Resources for becoming a better speaker


One of the distinguishing features of my work since I joined the University of Edinburgh is the sheer amount of speaking the job involves. We have a number of vibrant and active communities, and regular events surrounding web publishing and user experience. So a big part of my job is to regularly present, to showcase our work and promote good practice.

I already knew I enjoyed presenting, and I already thought I was quite good at it. But the practice I get at the University of Edinburgh has allowed me to better understand where my weaknesses in presenting are, and how to sharpen up my act. And the culture is such that every time I present I get useful, positive and constructive feedback.

As such, presenting is one of the areas where I have improved the most over the past couple of years. The increase in volume and importance of presentations in my current role has made me seek out resources to improve presenting.

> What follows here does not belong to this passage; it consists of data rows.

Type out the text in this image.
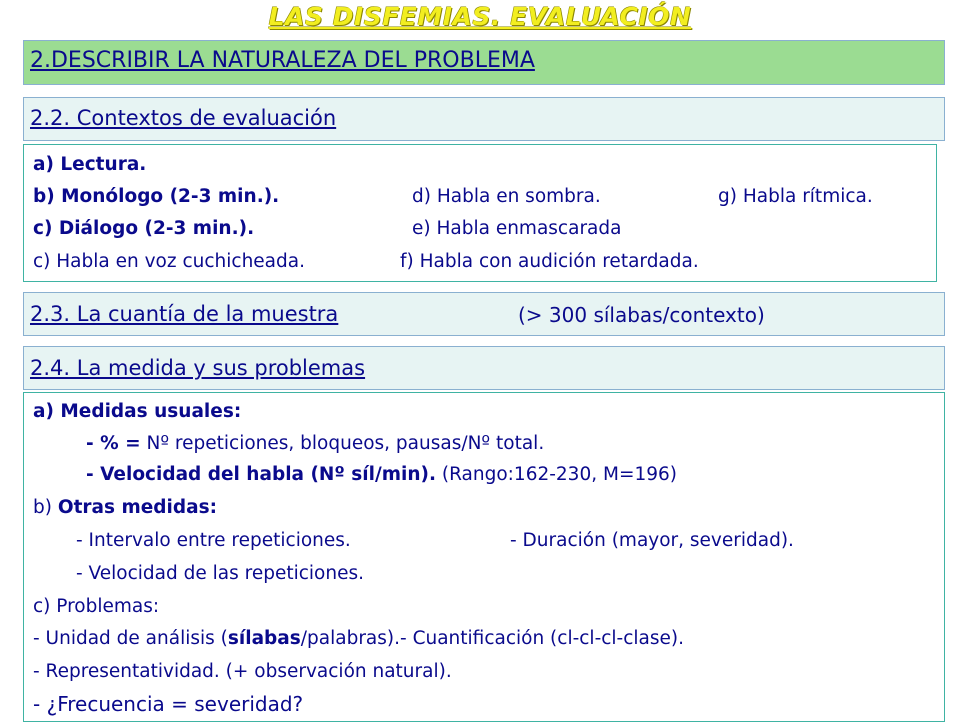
LAS DISFEMIAS. EVALUACIÓN
2.DESCRIBIR LA NATURALEZA DEL PROBLEMA
2.2. Contextos de evaluación
a) Lectura.
b) Monólogo (2-3 min.).	d) Habla en sombra.	g) Habla rítmica.
c) Diálogo (2-3 min.).	e) Habla enmascarada
c) Habla en voz cuchicheada.	f) Habla con audición retardada.
2.3. La cuantía de la muestra	(> 300 sílabas/contexto)
2.4. La medida y sus problemas
a) Medidas usuales:
- % = Nº repeticiones, bloqueos, pausas/Nº total.
- Velocidad del habla (Nº síl/min). (Rango:162-230, M=196)
b) Otras medidas:
- Intervalo entre repeticiones.	- Duración (mayor, severidad).
- Velocidad de las repeticiones.
c) Problemas:
- Unidad de análisis (sílabas/palabras).- Cuantificación (cl-cl-cl-clase).
- Representatividad. (+ observación natural).
- ¿Frecuencia = severidad?
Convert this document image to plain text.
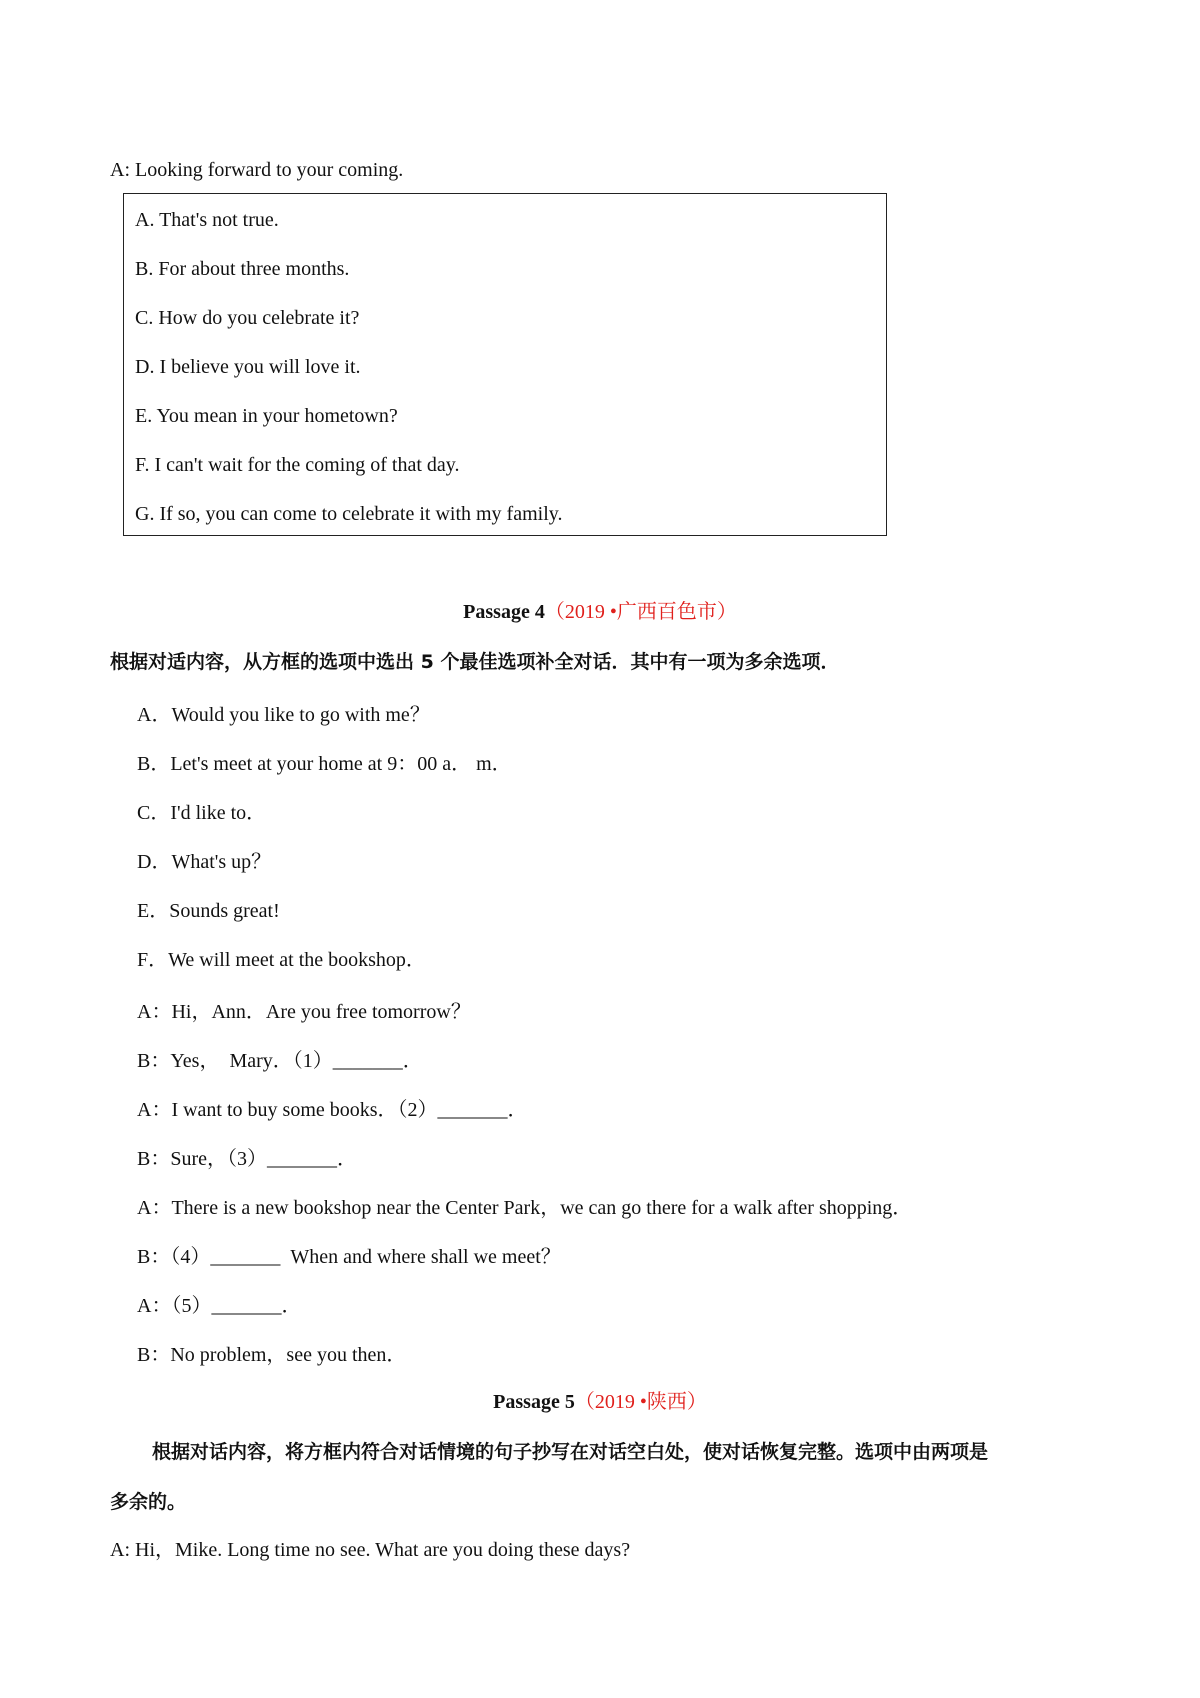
A: Looking forward to your coming.
A. That's not true.
B. For about three months.
C. How do you celebrate it?
D. I believe you will love it.
E. You mean in your hometown?
F. I can't wait for the coming of that day.
G. If so, you can come to celebrate it with my family.
Passage 4（2019 •广西百色市）
根据对适内容，从方框的选项中选出 5 个最佳选项补全对话．其中有一项为多余选项．
A．Would you like to go with me？
B．Let's meet at your home at 9：00 a． m．
C．I'd like to．
D．What's up？
E．Sounds great!
F．We will meet at the bookshop．
A：Hi，Ann．Are you free tomorrow？
B：Yes，  Mary．（1）_______．
A：I want to buy some books．（2）_______．
B：Sure，（3）_______．
A：There is a new bookshop near the Center Park，we can go there for a walk after shopping．
B：（4）_______  When and where shall we meet？
A：（5）_______．
B：No problem，see you then．
Passage 5（2019 •陕西）
根据对话内容，将方框内符合对话情境的句子抄写在对话空白处，使对话恢复完整。选项中由两项是
多余的。
A: Hi，Mike. Long time no see. What are you doing these days?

One fantastic resource is Doing Presentations, a set of articles developed by people who have worked at the Government Digital Service. These guidelines have particularly helped me focus on making clear and bold slides. I don’t always adhere to these rules to the letter. But since taking inspiration from these approaches, people have regularly commended my slides.

Having nailed the slides, more recently I have sought to improve the physical aspects of my presentation — how I behave on stage. So it’s great to see another fantastic resource on developing skills as a speaker.

Advent Speaker Tips from Notist is publishing an article a day in the run-up to Christmas. Such advent websites don’t usually work for me — the quality is often far too variable. But in this case, every article is succinct, purposeful and actionable.

Feedback has suggested I sometimes get hyper while presenting. I am terrible at making eye contact with the audience (also a weakness of mine in face-to-face conversations). Watching videos of my presentations has shown me just how much I move around in a distracting fashion while speaking.

These articles have given me useful ideas for how to improve on these aspects — as well as food for thought on aspects I hadn’t even considered before.